Hacker News new | ask | show | jobs
by Ozzie_osman 7 days ago

  We sharded over 20 TB that we know about.
This is probably a typo, right? 20TB isn't that big. I would imagine they've sharded a lot more than that
4 comments

If you think 20TB "isn't that big" I want to know what size of DBs you're working with 0_0
It's big but it's not so big it wouldn't fit on SSD on one particularly beefy server (two for redundancy). Sharding this would be more about the transaction rate. Actually, sharding would always be about the transaction rate.
It doesn’t even remotely need to fit on one SSD with logical volume management (or RAID).
I mean yes, for a single DB it's large, but if you're thinking about sharding you're probably in the tens of TBs, and if you're a company offering sharding you've prob sharded larger workloads.
It's really not that big for a postgres db in a lot of places, honestly.
For a vast majority of use cases 20TB is positively enormous.
RDS caps out at 64 TB unless you use Aurora, so 20 TB is totally manageable without sharding.

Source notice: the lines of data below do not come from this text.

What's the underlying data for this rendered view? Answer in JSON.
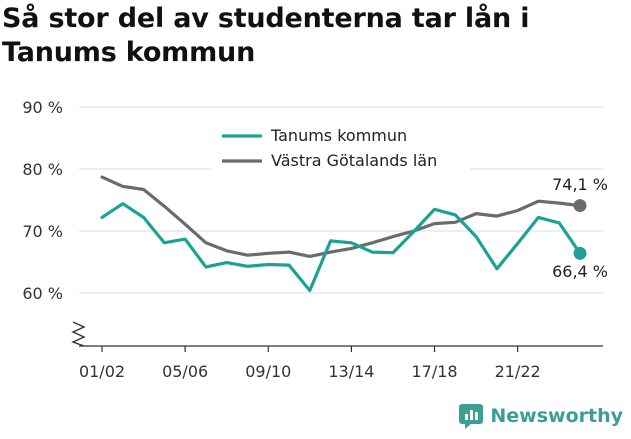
{
  "title": "Så stor del av studenterna tar lån i Tanums kommun",
  "brand": {
    "name": "Newsworthy",
    "icon": "newsworthy-logo-icon",
    "color": "#3aa192"
  },
  "chart_data": {
    "type": "line",
    "title": "Så stor del av studenterna tar lån i Tanums kommun",
    "xlabel": "",
    "ylabel": "",
    "ylim": [
      60,
      90
    ],
    "yticks": [
      60,
      70,
      80,
      90
    ],
    "ytick_labels": [
      "60 %",
      "70 %",
      "80 %",
      "90 %"
    ],
    "axis_break": true,
    "grid": true,
    "legend_placement": "top-center",
    "x": [
      "01/02",
      "02/03",
      "03/04",
      "04/05",
      "05/06",
      "06/07",
      "07/08",
      "08/09",
      "09/10",
      "10/11",
      "11/12",
      "12/13",
      "13/14",
      "14/15",
      "15/16",
      "16/17",
      "17/18",
      "18/19",
      "19/20",
      "20/21",
      "21/22",
      "22/23",
      "23/24",
      "24/25"
    ],
    "xtick_labels": [
      "01/02",
      "05/06",
      "09/10",
      "13/14",
      "17/18",
      "21/22"
    ],
    "series": [
      {
        "name": "Tanums kommun",
        "color": "#1aa394",
        "values": [
          72.2,
          74.4,
          72.2,
          68.1,
          68.7,
          64.2,
          64.9,
          64.3,
          64.6,
          64.5,
          60.4,
          68.4,
          68.1,
          66.6,
          66.5,
          69.9,
          73.5,
          72.6,
          69.1,
          63.9,
          68.0,
          72.2,
          71.3,
          66.4
        ],
        "end_label": "66,4 %"
      },
      {
        "name": "Västra Götalands län",
        "color": "#6b6a6e",
        "values": [
          78.7,
          77.2,
          76.7,
          74.0,
          71.1,
          68.1,
          66.8,
          66.1,
          66.4,
          66.6,
          65.9,
          66.6,
          67.2,
          68.1,
          69.1,
          70.0,
          71.2,
          71.4,
          72.8,
          72.4,
          73.3,
          74.8,
          74.5,
          74.1
        ],
        "end_label": "74,1 %"
      }
    ]
  }
}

This product is for Postgres deployments that are so large they need to be sharded. For these use cases, I think 20TB is about normal.
Yes. But for most workloads it is not much for PostgreSQL. You often will not have to shard at all.
that article seems to suggest 20TB total over the dozen deployments in prod.
Sure, but 20TB in “the only database you need” is mere hours or minutes worth of data for many workflows.
If your working set is 20 TB, then it's pretty big. Each database has its own mix of hot/cold data, so it's impossible to compare without more information. A better measure might be IOPS. RDS has fairly low maximum IOPS unless you spend a lot more for provisioned IOPS or use Aurora.
You are correct. As a point of comparison: almost ten years ago at Segment we had a single Aurora PostgreSQL instance with ~50T of data, it was used to index potential identity data in a much larger corpus of files stored in S3.